The applicant sustained a work-related injury to the left middle and ring fingers.

The parties obtained a Qualified Medical Evaluator in orthopedic surgery.

The physician opined the applicant sustained a 4% whole person impairment as a result of the crush injury.

Applicant requested a supplemental report on the permanent disability rating. The physician in the supplemental report indicated the applicant’s injuries were significant and that he has difficulty using the affected fingers in any type of normal fashion.  The physician noted the maximum impairment value for each affected finger under AMA guides table 16 – 18 and provided a new rating that deviated from a strict application of the guides.

The physician stated that given the significance of the injury suffered it is felt that in considering Almaraz/Guzman allowances an appropriate impairment rating would be 11% for the middle finger and 5% for the ring finger plus a 3% add-on for the pain, and that no other chapter or section of the AMA guides would be more appropriate. The physician observed is 4% whole person impairment opinion have been derived from a strict interpretation of the guides.

The WCJ awarded PD indemnity of 31% disability consistent with the supplemental report of the Qualified Medical Evaluator.

Defendant filed a petition for reconsideration.

The WCAB indicated that a medical report must be based on substantial evidence. The opinion must be predicated on reasonable medical probability. The opinion cannot be based on incorrect legal theories, devoid of factual basis for conclusion and or extend beyond the physician’s expertise.

The Board went on to state whether an opinion is substantial evidence is a case-by case inquiry that must be assessed by reference to the material facts upon which the physician’s opinion was based in by the reasons given for his opinion.

The Board then stated that Labor Code §4660 provides that the schedule for rating permanent disability is prima facie evidence of the percentage of permanent disability to be attributed to each injury covered by the schedule.

The Board then went on to indicate in the en banc decision in Almaraz/Guzman to a departure from the strict interpretation of the rating schedule and the AMA guides is appropriate for cases that do not fit neatly into the diagnostic criteria and descriptions of the guides. The Board reasoned the physician should be allowed to use their clinical judgment to evaluate the impairment most accurately even if that is possible only by resorting to comparable conditions described in the AMA guides.

Any deviation from the guides must be based on substantial evidence. Where a condition is not covered by the AMA guides, a physician should compare the non-covered conditions impairment level to a measurable impairment covered by the AMA guides, including by reference the activities of daily living.

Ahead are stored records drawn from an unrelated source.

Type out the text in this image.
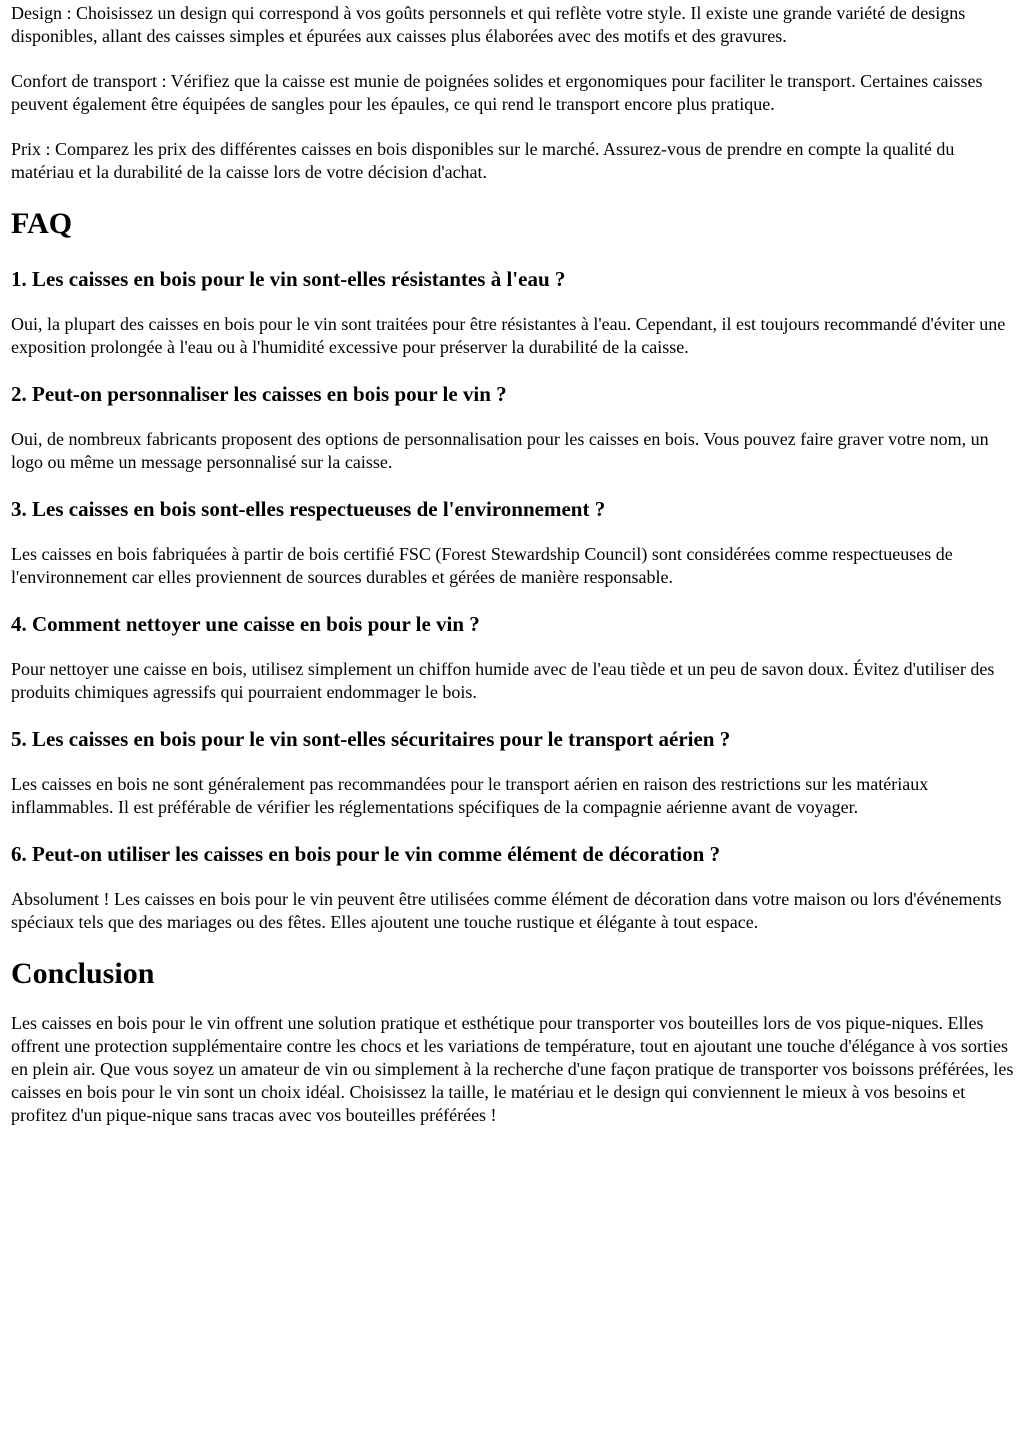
Design : Choisissez un design qui correspond à vos goûts personnels et qui reflète votre style. Il existe une grande variété de designs disponibles, allant des caisses simples et épurées aux caisses plus élaborées avec des motifs et des gravures.

Confort de transport : Vérifiez que la caisse est munie de poignées solides et ergonomiques pour faciliter le transport. Certaines caisses peuvent également être équipées de sangles pour les épaules, ce qui rend le transport encore plus pratique.

Prix : Comparez les prix des différentes caisses en bois disponibles sur le marché. Assurez-vous de prendre en compte la qualité du matériau et la durabilité de la caisse lors de votre décision d'achat.

FAQ
1. Les caisses en bois pour le vin sont-elles résistantes à l'eau ?

Oui, la plupart des caisses en bois pour le vin sont traitées pour être résistantes à l'eau. Cependant, il est toujours recommandé d'éviter une exposition prolongée à l'eau ou à l'humidité excessive pour préserver la durabilité de la caisse.

2. Peut-on personnaliser les caisses en bois pour le vin ?

Oui, de nombreux fabricants proposent des options de personnalisation pour les caisses en bois. Vous pouvez faire graver votre nom, un logo ou même un message personnalisé sur la caisse.

3. Les caisses en bois sont-elles respectueuses de l'environnement ?

Les caisses en bois fabriquées à partir de bois certifié FSC (Forest Stewardship Council) sont considérées comme respectueuses de l'environnement car elles proviennent de sources durables et gérées de manière responsable.

4. Comment nettoyer une caisse en bois pour le vin ?

Pour nettoyer une caisse en bois, utilisez simplement un chiffon humide avec de l'eau tiède et un peu de savon doux. Évitez d'utiliser des produits chimiques agressifs qui pourraient endommager le bois.

5. Les caisses en bois pour le vin sont-elles sécuritaires pour le transport aérien ?

Les caisses en bois ne sont généralement pas recommandées pour le transport aérien en raison des restrictions sur les matériaux inflammables. Il est préférable de vérifier les réglementations spécifiques de la compagnie aérienne avant de voyager.

6. Peut-on utiliser les caisses en bois pour le vin comme élément de décoration ?

Absolument ! Les caisses en bois pour le vin peuvent être utilisées comme élément de décoration dans votre maison ou lors d'événements spéciaux tels que des mariages ou des fêtes. Elles ajoutent une touche rustique et élégante à tout espace.

Conclusion

Les caisses en bois pour le vin offrent une solution pratique et esthétique pour transporter vos bouteilles lors de vos pique-niques. Elles offrent une protection supplémentaire contre les chocs et les variations de température, tout en ajoutant une touche d'élégance à vos sorties en plein air. Que vous soyez un amateur de vin ou simplement à la recherche d'une façon pratique de transporter vos boissons préférées, les caisses en bois pour le vin sont un choix idéal. Choisissez la taille, le matériau et le design qui conviennent le mieux à vos besoins et profitez d'un pique-nique sans tracas avec vos bouteilles préférées !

The Board then concluded the medical report of the qualified medical evaluator was not sufficient. The report did not state that the AMA guides did not cover the applicant’s condition, nor did he address whether and to what extent applicant’s activities of daily living are effected by the industrial injury.

Although the physician did state the applicant sustained a significant injury and had difficulty using his fingers in any type of normal fashion, the panel concluded that his reporting was insufficient to support a deviation from the strict rating.

Finding the judge and itself under an obligation to develop the record further where there is insufficient medical evidence on an issue, the panel remanded the case to the trial level with instructions to develop the Qualified Medical Evaluator’s opinion on the issue of permanent disability. The WCAB cited the case of Kuykendall 65 CCC 264 which requires development of the record to ensure substantial justice in all cases.

The WCAB indicated the parties needed to solicit a supplemental explanation or to depose the physician.